Tra Spoleto e Norcia c’è un itinerario che non funziona solo come collegamento, ma come esperienza completa: ex ferrovia, gallerie, viadotti, borghi della Valnerina e panorami che cambiano passo dopo passo. Lo Spoleto Norcia Trail è interessante proprio perché si presta sia alla bici sia al trekking, ma per goderselo davvero bisogna capire dove diventa impegnativo, quali tratti premiano di più e come organizzarsi senza sottovalutare dislivello, fondo misto e logistica. Qui trovi una guida pratica, pensata per scegliere bene il ritmo e arrivare preparato.
I dati essenziali da conoscere prima di partire
- La versione cicloturistica proposta oggi misura 44,5 km con circa +1.100 m di dislivello.
- Il tracciato storico della ferrovia era lungo 51 km e aveva una pendenza massima del 4,5%.
- Il fondo è misto: asfalto e sterrato, quindi la scelta della bici conta più di quanto sembri.
- Il percorso rende meglio con MTB, e-MTB o gravel; a piedi conviene spezzarlo in tappe.
- Non tutto il vecchio sedime è oggi continuo: alcune parti sono più semplici, altre richiedono varianti o più attenzione.
- I tratti più belli sono quelli della Valnerina, dei ponti, delle gallerie e dell’arrivo verso Norcia.

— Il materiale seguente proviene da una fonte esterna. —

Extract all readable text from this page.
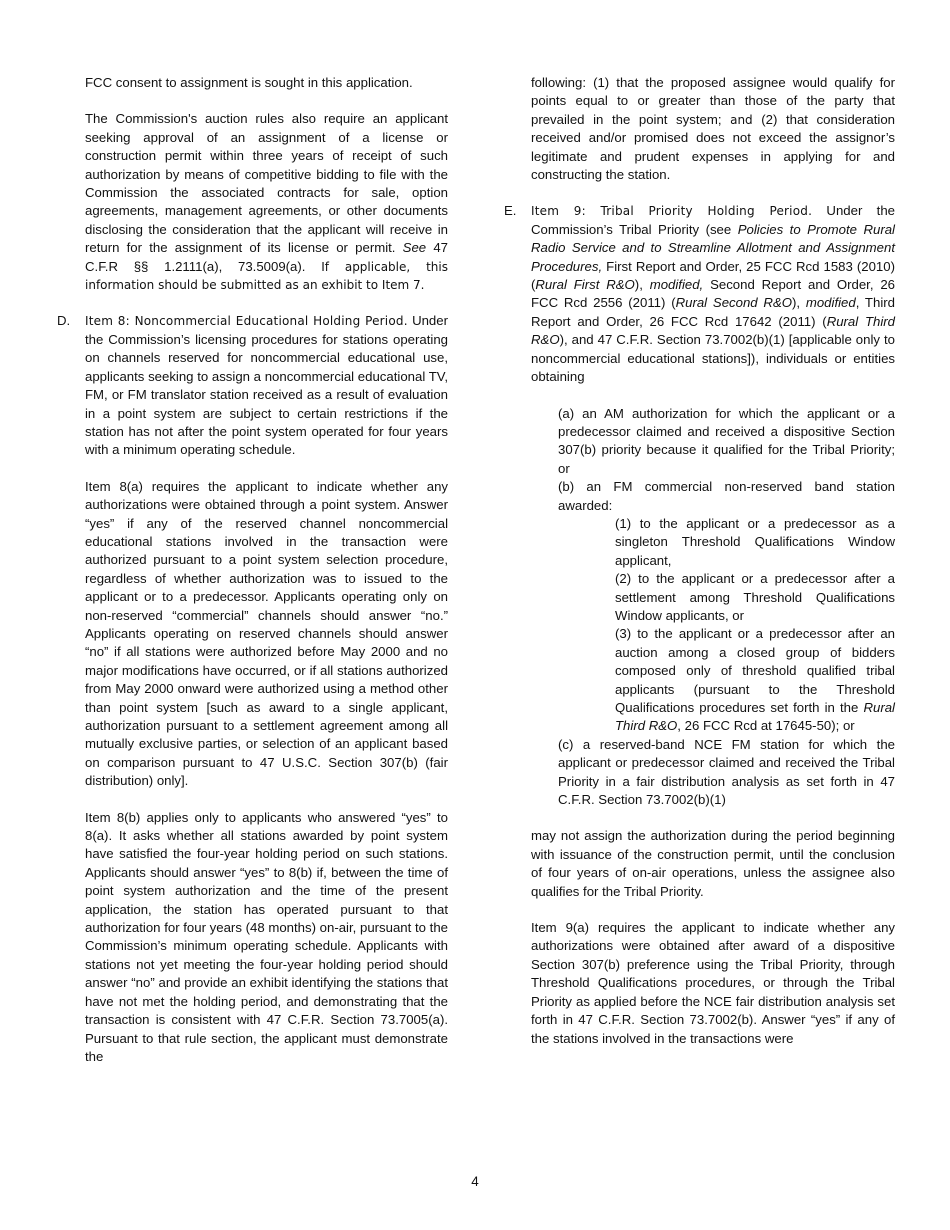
FCC consent to assignment is sought in this application.

The Commission's auction rules also require an applicant seeking approval of an assignment of a license or construction permit within three years of receipt of such authorization by means of competitive bidding to file with the Commission the associated contracts for sale, option agreements, management agreements, or other documents disclosing the consideration that the applicant will receive in return for the assignment of its license or permit. See 47 C.F.R §§ 1.2111(a), 73.5009(a). If applicable, this information should be submitted as an exhibit to Item 7.

D. Item 8: Noncommercial Educational Holding Period. Under the Commission’s licensing procedures for stations operating on channels reserved for noncommercial educational use, applicants seeking to assign a noncommercial educational TV, FM, or FM translator station received as a result of evaluation in a point system are subject to certain restrictions if the station has not after the point system operated for four years with a minimum operating schedule.

Item 8(a) requires the applicant to indicate whether any authorizations were obtained through a point system. Answer “yes” if any of the reserved channel noncommercial educational stations involved in the transaction were authorized pursuant to a point system selection procedure, regardless of whether authorization was to issued to the applicant or to a predecessor. Applicants operating only on non-reserved “commercial” channels should answer “no.” Applicants operating on reserved channels should answer “no” if all stations were authorized before May 2000 and no major modifications have occurred, or if all stations authorized from May 2000 onward were authorized using a method other than point system [such as award to a single applicant, authorization pursuant to a settlement agreement among all mutually exclusive parties, or selection of an applicant based on comparison pursuant to 47 U.S.C. Section 307(b) (fair distribution) only].

Item 8(b) applies only to applicants who answered “yes” to 8(a). It asks whether all stations awarded by point system have satisfied the four-year holding period on such stations. Applicants should answer “yes” to 8(b) if, between the time of point system authorization and the time of the present application, the station has operated pursuant to that authorization for four years (48 months) on-air, pursuant to the Commission’s minimum operating schedule. Applicants with stations not yet meeting the four-year holding period should answer “no” and provide an exhibit identifying the stations that have not met the holding period, and demonstrating that the transaction is consistent with 47 C.F.R. Section 73.7005(a). Pursuant to that rule section, the applicant must demonstrate the

following: (1) that the proposed assignee would qualify for points equal to or greater than those of the party that prevailed in the point system; and (2) that consideration received and/or promised does not exceed the assignor’s legitimate and prudent expenses in applying for and constructing the station.

E. Item 9: Tribal Priority Holding Period. Under the Commission’s Tribal Priority (see Policies to Promote Rural Radio Service and to Streamline Allotment and Assignment Procedures, First Report and Order, 25 FCC Rcd 1583 (2010) (Rural First R&O), modified, Second Report and Order, 26 FCC Rcd 2556 (2011) (Rural Second R&O), modified, Third Report and Order, 26 FCC Rcd 17642 (2011) (Rural Third R&O), and 47 C.F.R. Section 73.7002(b)(1) [applicable only to noncommercial educational stations]), individuals or entities obtaining

(a) an AM authorization for which the applicant or a predecessor claimed and received a dispositive Section 307(b) priority because it qualified for the Tribal Priority; or

(b) an FM commercial non-reserved band station awarded:

(1) to the applicant or a predecessor as a singleton Threshold Qualifications Window applicant,

(2) to the applicant or a predecessor after a settlement among Threshold Qualifications Window applicants, or

(3) to the applicant or a predecessor after an auction among a closed group of bidders composed only of threshold qualified tribal applicants (pursuant to the Threshold Qualifications procedures set forth in the Rural Third R&O, 26 FCC Rcd at 17645-50); or

(c) a reserved-band NCE FM station for which the applicant or predecessor claimed and received the Tribal Priority in a fair distribution analysis as set forth in 47 C.F.R. Section 73.7002(b)(1)

may not assign the authorization during the period beginning with issuance of the construction permit, until the conclusion of four years of on-air operations, unless the assignee also qualifies for the Tribal Priority.

Item 9(a) requires the applicant to indicate whether any authorizations were obtained after award of a dispositive Section 307(b) preference using the Tribal Priority, through Threshold Qualifications procedures, or through the Tribal Priority as applied before the NCE fair distribution analysis set forth in 47 C.F.R. Section 73.7002(b). Answer “yes” if any of the stations involved in the transactions were

4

Che cosa rende speciale questo itinerario tra Spoleto e Norcia
La forza di questo percorso non sta solo nel paesaggio, ma nel modo in cui la vecchia ferrovia si è trasformata in itinerario lento. La linea nacque come un’opera ingegneristica notevole: attraversava montagne, viadotti e gallerie, e ancora oggi conserva un carattere molto riconoscibile. Nel tratto storico si contano 19 gallerie e 24 ponti e viadotti, e questo spiega perché il percorso abbia un fascino così particolare anche per chi non è appassionato di bici.
Secondo Umbria Tourism, la ciclovia oggi proposta misura 44,5 km, con circa 1.100 metri di dislivello, fondo misto e una difficoltà media. Il Comune di Spoleto segnala inoltre che il vecchio tracciato non è interamente percorribile, quindi io lo leggerei come un itinerario da affrontare con criterio, non come un semplice nastro continuo da seguire senza verifiche.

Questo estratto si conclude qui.